Telegram also sometimes offers some grittier coverage of life on the frontlines. A soldier called “Dmitri” (not his real name) gave an interview to the independent Russia.Post site (based in George Washington University) about frontline conditions, and says that you can divide the contract soldiers — who receive relatively large payments to fight — into two groups: convicts and chronic alcoholics. The convicts, following prison habits, mostly use cheap synthetic drugs, and the chronic alcoholics “drink anything that burns.” These two groups are converging. The prisons have now been emptied of convicts prepared to volunteer, so the police are acting as recruitment officers, being paid bonuses for each success. As the Russian police have always had the job of picking up passed-out drunks from the streets for a night in the cells and a fine, this has become a valuable source of cannon fodder. Now they wake up with a hangover to find they have signed up for the frontlines, even if they can’t remember doing so. Those who survive will return to society with PTSD after years of drugged-up killing, torture and theft, only to find no job, no money and little recognition for their part in a war that will eventually need to be forgotten.
Severe restrictions have been placed on Telegram, WhatsApp and many other popular apps.
This looming threat makes the control of all forms of media even more urgent. Beginning on Sept. 1, it will be compulsory for the new Kremlin-sponsored app Messenger Max to be pre-installed on all new phones and other connected electronic devices. Modeled on the Chinese WeChat app, it is meant to replace all the main alternatives, especially Telegram, which is run from abroad and encrypted, remaining out of reach of government surveillance. It will also provide banking and money transfer functions. In tandem with this, severe restrictions have been placed on Telegram, WhatsApp (Meta is designated an extremist organization in Russia; but before this ban, 80% of Russians used WhatsApp) and many other popular apps, like X and Instagram. Calls on these platforms have been banned by the state telecoms regulator, Roskomnadzor, since Aug. 11 in a move designed to drive people toward the new system. The pretext is that criminals use these unregulated services to defraud honest Russian citizens. But as in China, it will provide permanent government surveillance of everyone using a phone. It will also ensure that only the government line on Tramp and America is widely available.
Also writing in Russia.Post, Yuriy Marin says, “Regime-loyal infrastructure is not enough for the Kremlin — it wants all everyday communication to happen within a system under full regime control.”

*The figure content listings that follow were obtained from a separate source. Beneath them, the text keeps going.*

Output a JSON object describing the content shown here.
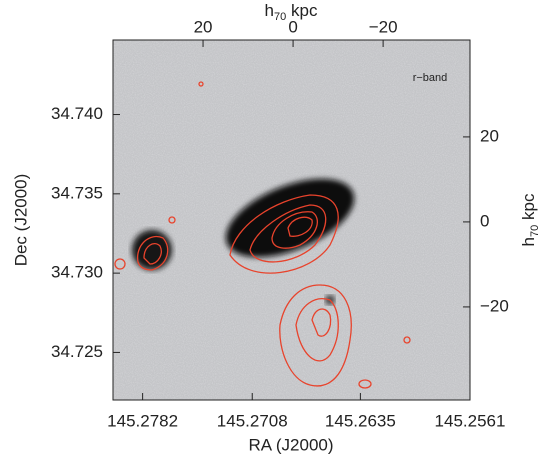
{
  "chart_data": {
    "type": "image",
    "xlabel": "RA (J2000)",
    "ylabel": "Dec (J2000)",
    "x2label": {
      "main": "h",
      "sub": "70",
      "rest": " kpc"
    },
    "y2label": {
      "main": "h",
      "sub": "70",
      "rest": " kpc"
    },
    "annotation": "r−band",
    "xlim": [
      145.2802,
      145.2561
    ],
    "xticks": [
      145.2782,
      145.2708,
      145.2635,
      145.2561
    ],
    "ylim": [
      34.722,
      34.7447
    ],
    "yticks": [
      {
        "value": 34.725,
        "label": "34.725"
      },
      {
        "value": 34.73,
        "label": "34.730"
      },
      {
        "value": 34.735,
        "label": "34.735"
      },
      {
        "value": 34.74,
        "label": "34.740"
      }
    ],
    "x2lim": [
      40,
      -39.3
    ],
    "x2ticks": [
      20,
      0,
      {
        "value": -20,
        "label": "−20"
      }
    ],
    "y2lim": [
      -41.9,
      42.8
    ],
    "y2ticks": [
      {
        "value": -20,
        "label": "−20"
      },
      0,
      20
    ],
    "contour_color": "#e8432c"
  }
}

The loyalist channels on Telegram are also now carrying notifications that they are moving over to Max. The government is running a big ad campaign and claims that millions of people are already signing up. There is no way of telling if this is true, and there is no telling what will happen to Russian Telegram. It is already swamped with scam accounts, crypto ads, girls in bikinis allegedly looking for love and so on. There is even a sprinkling of pro-Ukrainian accounts openly insulting Putin that probably haven’t originated inside Russia.

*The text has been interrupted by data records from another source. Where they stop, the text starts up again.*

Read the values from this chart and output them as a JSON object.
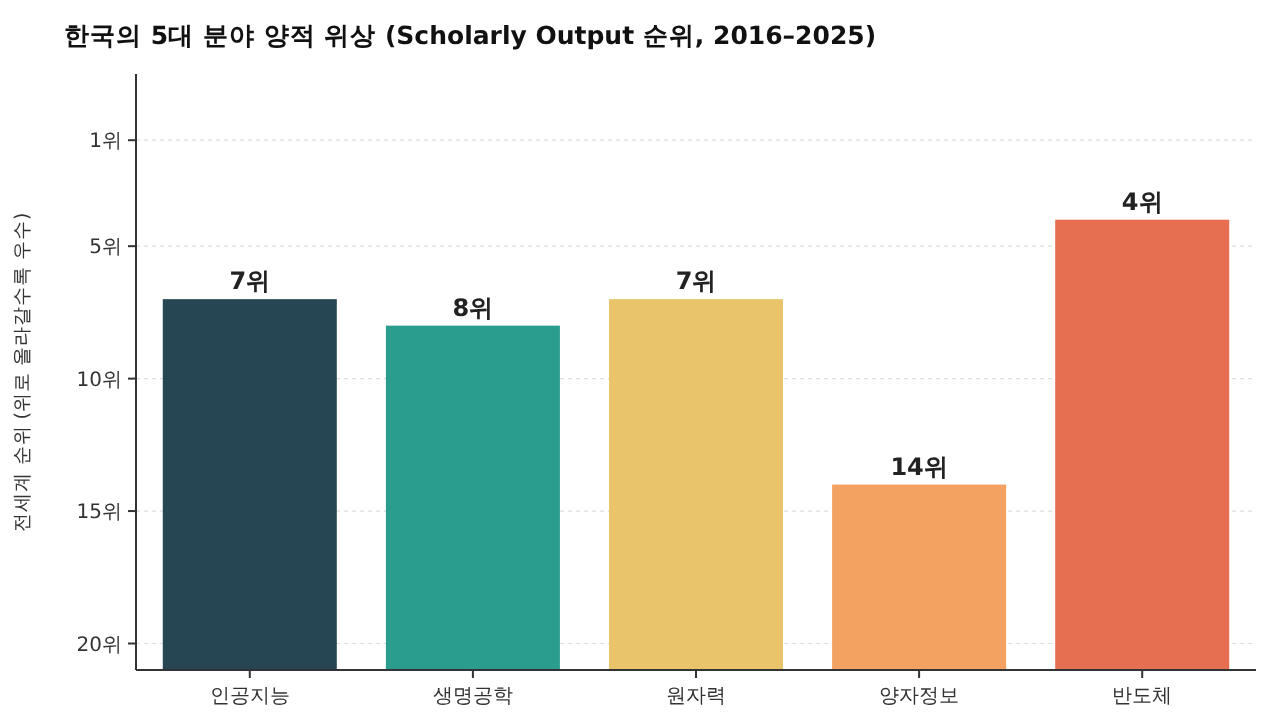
{
  "chart_data": {
    "type": "bar",
    "title": "한국의 5대 분야 양적 위상 (Scholarly Output 순위, 2016–2025)",
    "ylabel": "전세계 순위 (위로 올라갈수록 우수)",
    "categories": [
      "인공지능",
      "생명공학",
      "원자력",
      "양자정보",
      "반도체"
    ],
    "values": [
      -14,
      -13,
      -14,
      -7,
      -17
    ],
    "base": [
      21,
      21,
      21,
      21,
      21
    ],
    "colors": [
      "#264653",
      "#2a9d8f",
      "#e9c46a",
      "#f4a261",
      "#e76f51"
    ],
    "value_labels": [
      "7위",
      "8위",
      "7위",
      "14위",
      "4위"
    ],
    "ylim": [
      21,
      -1.5
    ],
    "yticks": [
      {
        "value": 1,
        "label": "1위"
      },
      {
        "value": 5,
        "label": "5위"
      },
      {
        "value": 10,
        "label": "10위"
      },
      {
        "value": 15,
        "label": "15위"
      },
      {
        "value": 20,
        "label": "20위"
      }
    ],
    "grid": "y"
  }
}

An important audience for the war bloggers on Telegram has been people hungry for news they can trust. Dissent being so rare, most of them want a nationalistic kind of news, but without the military secrecy of state TV. They will probably be happy enough on Max. But a few free spirits, whether conspiracy enthusiasts or people afraid of the government, will probably carry on using Telegram for the foreseeable future. The Kremlin line, in other words, is winning.